Между тем нет никаких свидетельств, что советские власти достаточно серьезно отнеслись к переговорам на эту тему, в первую очередь являющимся результатом энтузиазма Робинса и Садуля. У представителей союзников, по-видимому, как и в других случаях, сложилось сильно преувеличенное и сверхоптимистичное впечатление о том, что на самом деле было на уме у большевиков. В 1925 году Троцкий вспоминал встречу, на которой Садуль представил ему офицеров союзнических военных миссий в России с целью «установления контакта»: «Моя единственная цель в этих переговорах заключалась в получении военного снаряжения (в то время мы не знали о состоянии наших собственных запасов)… Но переговоры ни к чему не привели. Почему? Потому что Лаверн „очевидно“ получил инструкции из Парижа, что предстоящая борьба должна вестись против большевиков, а не вместе с ними».

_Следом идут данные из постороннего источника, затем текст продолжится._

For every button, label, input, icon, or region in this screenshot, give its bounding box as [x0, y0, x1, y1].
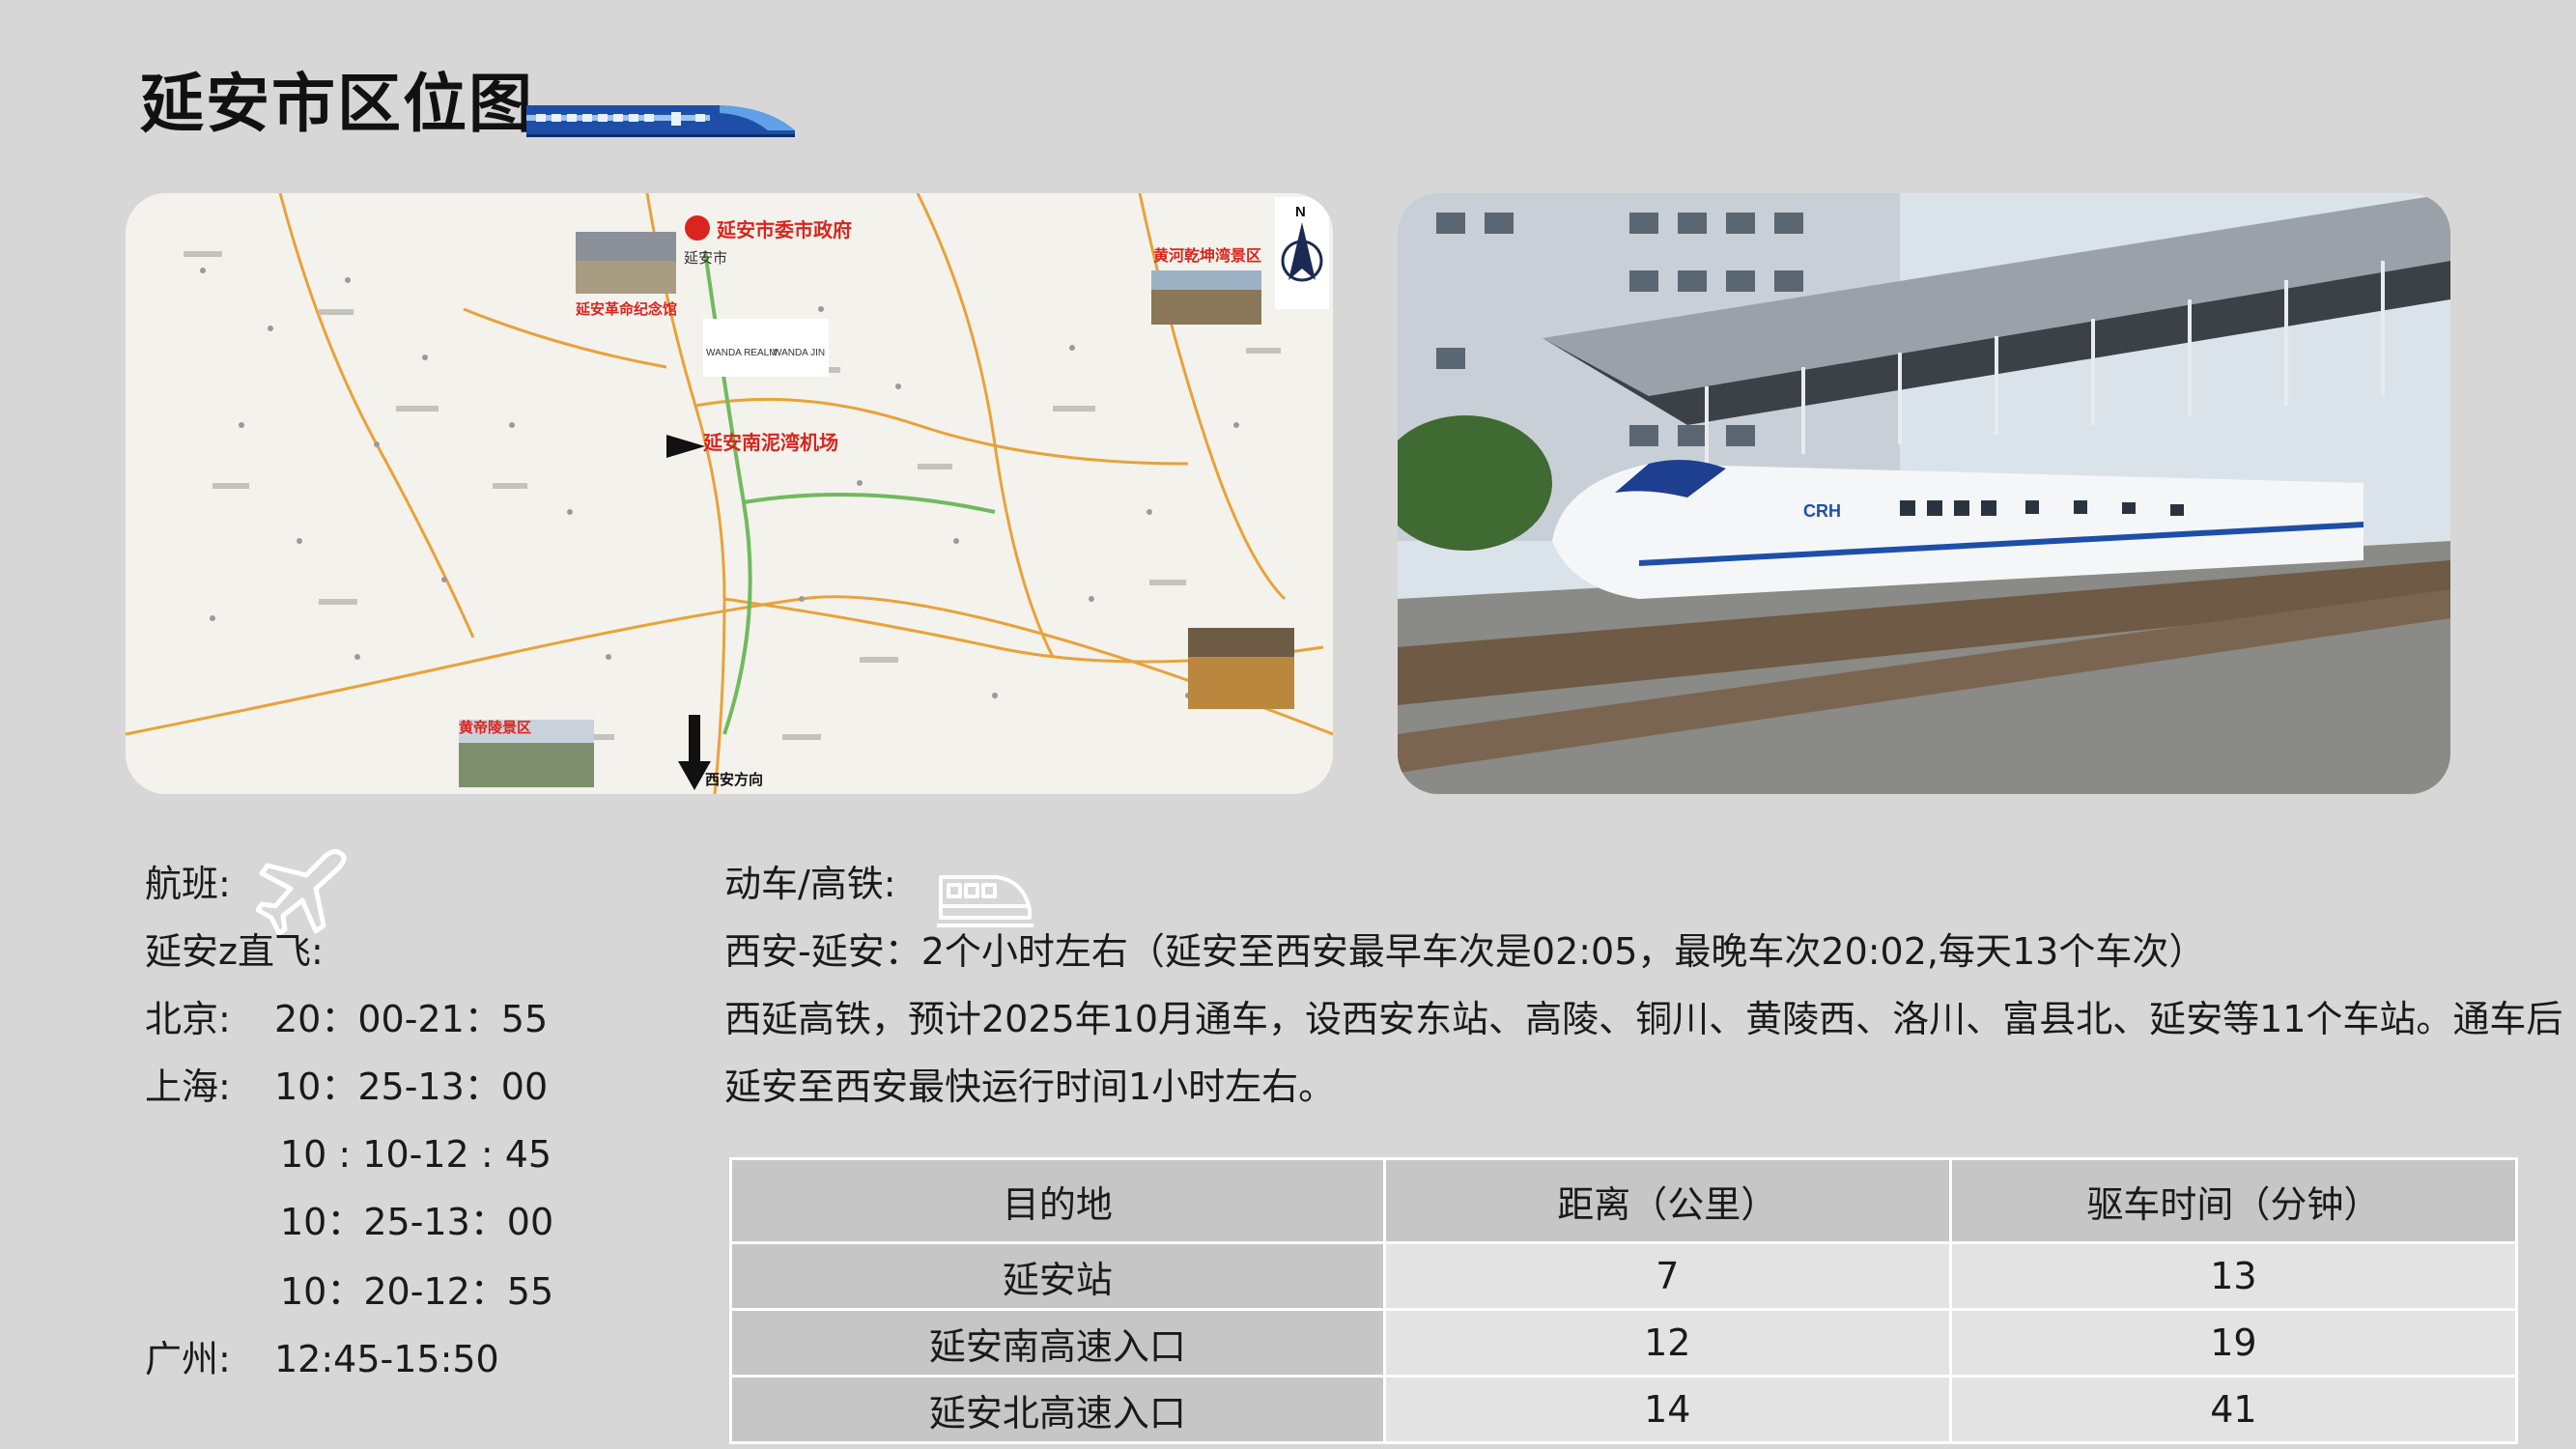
flight-row: 10：25-13：00: [280, 1188, 553, 1256]
table-row: 延安北高速入口 14 41: [729, 1375, 2519, 1444]
flight-time: 10 : 10-12 : 45: [280, 1133, 552, 1176]
map-label-huangdi: 黄帝陵景区: [459, 719, 531, 736]
map-label-wanda-realm: WANDA REALM: [706, 348, 778, 358]
map-label-gov: 延安市委市政府: [716, 218, 852, 242]
flight-time: 20：00-21：55: [274, 998, 549, 1040]
destination-cell: 延安南高速入口: [729, 1308, 1386, 1378]
svg-text:CRH: CRH: [1803, 501, 1841, 521]
map-label-airport: 延安南泥湾机场: [702, 431, 838, 454]
flight-city: 上海:: [145, 1065, 231, 1108]
flight-row: 10：20-12：55: [280, 1258, 553, 1325]
map-label-memorial: 延安革命纪念馆: [575, 300, 677, 318]
distance-cell: 12: [1382, 1308, 1952, 1378]
distance-cell: 7: [1382, 1241, 1952, 1311]
column-header-destination: 目的地: [729, 1157, 1386, 1244]
distance-cell: 14: [1382, 1375, 1952, 1444]
map-label-north: N: [1295, 204, 1306, 220]
map-label-wanda-jin: WANDA JIN: [773, 348, 825, 358]
drive-time-cell: 41: [1948, 1375, 2519, 1444]
page-title: 延安市区位图: [140, 67, 534, 141]
distance-table: 目的地 距离（公里） 驱车时间（分钟） 延安站 7 13 延安南高速入口 12 …: [729, 1157, 2519, 1444]
rail-line-1: 西安-延安：2个小时左右（延安至西安最早车次是02:05，最晚车次20:02,每…: [724, 930, 2206, 973]
flight-row: 上海: 10：25-13：00: [145, 1053, 548, 1121]
high-speed-train-icon: [526, 105, 795, 137]
flight-row: 北京: 20：00-21：55: [145, 985, 548, 1053]
flight-heading: 航班:: [145, 863, 231, 905]
table-header-row: 目的地 距离（公里） 驱车时间（分钟）: [729, 1157, 2519, 1244]
flight-time: 12:45-15:50: [274, 1338, 499, 1380]
flight-time: 10：25-13：00: [274, 1065, 549, 1108]
flight-time: 10：20-12：55: [280, 1270, 554, 1313]
table-row: 延安站 7 13: [729, 1241, 2519, 1311]
flight-time: 10：25-13：00: [280, 1201, 554, 1243]
table-row: 延安南高速入口 12 19: [729, 1308, 2519, 1378]
flight-row: 10 : 10-12 : 45: [280, 1121, 552, 1188]
train-station-photo: CRH: [1398, 193, 2450, 794]
map-label-xian: 西安方向: [705, 771, 763, 788]
flight-row: 广州: 12:45-15:50: [145, 1325, 499, 1393]
drive-time-cell: 19: [1948, 1308, 2519, 1378]
rail-line-2: 西延高铁，预计2025年10月通车，设西安东站、高陵、铜川、黄陵西、洛川、富县北…: [724, 998, 2563, 1040]
yanan-location-map: 延安市委市政府 延安市 延安革命纪念馆 WANDA REALM WANDA JI…: [126, 193, 1333, 794]
flight-city: 广州:: [145, 1338, 231, 1380]
destination-cell: 延安北高速入口: [729, 1375, 1386, 1444]
train-icon: [937, 875, 1033, 927]
column-header-distance: 距离（公里）: [1382, 1157, 1952, 1244]
destination-cell: 延安站: [729, 1241, 1386, 1311]
column-header-drive-time: 驱车时间（分钟）: [1948, 1157, 2519, 1244]
rail-line-3: 延安至西安最快运行时间1小时左右。: [724, 1065, 1336, 1108]
flight-city: 北京:: [145, 998, 231, 1040]
map-label-city: 延安市: [684, 250, 727, 267]
rail-heading: 动车/高铁:: [724, 863, 896, 905]
drive-time-cell: 13: [1948, 1241, 2519, 1311]
airplane-icon: [256, 848, 347, 935]
map-label-hukou: 黄河乾坤湾景区: [1153, 246, 1261, 265]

В автобиографии, опубликованной в 1930 году, Троцкий продолжал рассказывать, как Лаверн предоставил в его распоряжение двух штабных офицеров, которых можно было считать «более компетентными в военном шпионаже, нежели в военном администрировании». Даже сам Троцкий не выделил времени ознакомиться с их отчетами. Вспоминая вместе с Садулем случай, когда последний представил ему офицеров союзников для оказания помощи наркому в организации новой армии, они не могли сдержать «смущенного смеха»: «Мы буквально не знали, что сказать друг другу».
Конечно же, все это было далеко от восторженных надежд и мечтаний, которые Робинс и Садуль хотели бы вложить в возможность помощи союзников.
Возможность интервенции по советскому приглашению
Если первая из двух главных надежд, характеризовавших попытки советско-союзнического сближения в марте и апреле 1918 года, упиралась в согласие большевистских лидеров на сотрудничество в вопросе восстановлении русской армии, то вторая заключалась в возможности «приглашения» коммунистами сил союзных государств в Россию для фактической интервенции. Обе концепции тесно связывались и часто переплетались в мыслях и дискуссиях участников этих драматических событий и, вполне возможно, рассматривались как единая тема. Но пункты, поставленные на карту в этих двух вопросах, существенно различались, и по этой причине предпочтительнее рассмотреть их отдельно.